Enid Blyton's Christmas Book

I know we’re due another letter of the book-alphabet – it should be C, actually. But C is for Christmas and C is for Children and so all the other Cs can wait until the New Year.

It’s been a tough semester in University – and I really won’t know how tough until the exam results come out. But in the meantime it’s time to blog, read fiction, decorate the tree and make the mince pies!


I don’t have many Christmas traditions. Until the old video chewed it up, I used to watch The Lion in Winter every Christmas Eve, hugging a well-mulled mug of spiced cider. (Note to Santa – can I have the DVD please?)  I love the whole glorious, verbose production. Especially Katherine Hepburn’s weary ‘ Well, what family doesn’t have its ups and downs.’  (You supply the New England drawhl.)


I’ve taken to reading ‘A Christmas Carol’ in bed. But always, always, there is one children’s book. The dust jacket is long gone – probably before I was born. The inscription reads ‘To Joan, with love and best wishes for a happy birthday from Granny. Jan 2nd, 1946’. My mother’s 10th birthday. The book? Enid Blyton’s ‘The Christmas Book’ – illustrated by Treyer Evans, and published in 1944 by Macmillan, London.

bringing in the holly with Daddy.

Benny and Susan come home from boarding school. Little Peter and Ann, and Mother of course, have waited for their return to do all the Christmas tasks – card-making, tree-decorating, holly-picking (which they do with Daddy). As they go about each task they learn the stories of Christmas – why the robin got its red breast, who started the idea of Christmas cards, why mistletoe is hung in the room – not touching anything else.

Let me commend to you the story of Balder the Bright and Beautiful –

Balder was the most beautiful of the Norse gods: protected by all the creatures of the earth swearing not to injure him. Except, that is, the humble mistletoe… considered no danger and therefore not required to take the oath. But Loki, the evil one, jealous of Balder, fashioned a stave out of mistletoe.
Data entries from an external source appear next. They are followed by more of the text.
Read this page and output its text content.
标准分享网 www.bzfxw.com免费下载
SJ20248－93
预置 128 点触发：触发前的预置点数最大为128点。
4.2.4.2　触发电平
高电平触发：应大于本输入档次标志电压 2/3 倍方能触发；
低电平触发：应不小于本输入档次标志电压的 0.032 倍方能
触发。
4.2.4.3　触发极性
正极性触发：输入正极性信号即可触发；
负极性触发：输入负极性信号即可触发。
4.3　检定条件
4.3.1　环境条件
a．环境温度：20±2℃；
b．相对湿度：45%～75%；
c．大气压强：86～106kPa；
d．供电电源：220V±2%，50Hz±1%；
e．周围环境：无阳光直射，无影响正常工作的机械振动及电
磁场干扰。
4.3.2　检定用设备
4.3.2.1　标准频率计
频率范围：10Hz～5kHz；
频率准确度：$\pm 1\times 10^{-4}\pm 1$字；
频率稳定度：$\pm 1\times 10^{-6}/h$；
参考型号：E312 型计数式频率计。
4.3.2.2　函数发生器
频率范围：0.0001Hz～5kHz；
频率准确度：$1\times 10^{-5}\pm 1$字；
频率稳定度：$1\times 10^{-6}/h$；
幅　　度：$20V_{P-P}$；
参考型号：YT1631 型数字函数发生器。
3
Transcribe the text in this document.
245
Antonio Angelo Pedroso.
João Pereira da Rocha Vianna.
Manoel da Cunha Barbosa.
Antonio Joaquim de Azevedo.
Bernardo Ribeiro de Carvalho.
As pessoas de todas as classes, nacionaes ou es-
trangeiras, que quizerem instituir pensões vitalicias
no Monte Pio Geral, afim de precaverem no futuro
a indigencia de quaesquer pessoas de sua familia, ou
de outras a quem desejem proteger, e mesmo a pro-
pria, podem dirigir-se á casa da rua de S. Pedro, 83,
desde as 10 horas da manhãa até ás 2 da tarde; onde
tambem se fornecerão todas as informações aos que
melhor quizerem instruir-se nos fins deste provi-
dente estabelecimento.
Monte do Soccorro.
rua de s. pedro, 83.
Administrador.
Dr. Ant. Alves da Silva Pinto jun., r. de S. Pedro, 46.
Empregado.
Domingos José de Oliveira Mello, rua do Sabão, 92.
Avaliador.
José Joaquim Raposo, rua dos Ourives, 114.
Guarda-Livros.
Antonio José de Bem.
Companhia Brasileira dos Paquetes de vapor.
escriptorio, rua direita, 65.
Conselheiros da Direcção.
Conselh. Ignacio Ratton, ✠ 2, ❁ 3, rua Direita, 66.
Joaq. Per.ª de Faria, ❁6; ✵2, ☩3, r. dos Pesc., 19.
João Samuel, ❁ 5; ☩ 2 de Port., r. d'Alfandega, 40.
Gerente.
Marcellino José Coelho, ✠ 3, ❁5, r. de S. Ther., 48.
All the young gods in Asgard were playing with Balder – throwing their spears, and laughing as the weapons veered away from him. Loki crept up to the blind Hodur – Balder’s twin brother – and offered to help him join in the game. He placed the mistletoe stave in Hodur’s hand, took aim, and drew back Hodur’s arm. Hodur threw the stave; Balder fell, mortally wounded.

Balder’s body was placed in his great longship, and it was set alight. The world shook as the giantess Hyrrockin pushed the ship out to sea.

The mistletoe was planted high up in a tree, where it couldn’t touch the earth and bring pain to anyone. And that, reader, is why mistletoe grows high on the oak tree to this day.

The tone of the book is I say! terriby, awfully, dashed middle-class, and Mother is inclined to ask the children to keep their questions for Daddy, as he has all the answers. That apart, it’s a charming read. So, if you want to know how sirloin of beef is so-called, and why plums no longer feature in plum pudding, or the origins of mince-pies; this is the book for you. And Mother tells the Christmas story when you are all seated cosy by the Christmas Eve Yule log fire. And the mummers call and the carol-singers carol. What more could you want?

bookends The Christmas Book

So, with apologies for a long, advental absence, Merry Christmas to all, and to all a Good Night!

Have a peaceful, tranquil holiday time, and the best for 2013.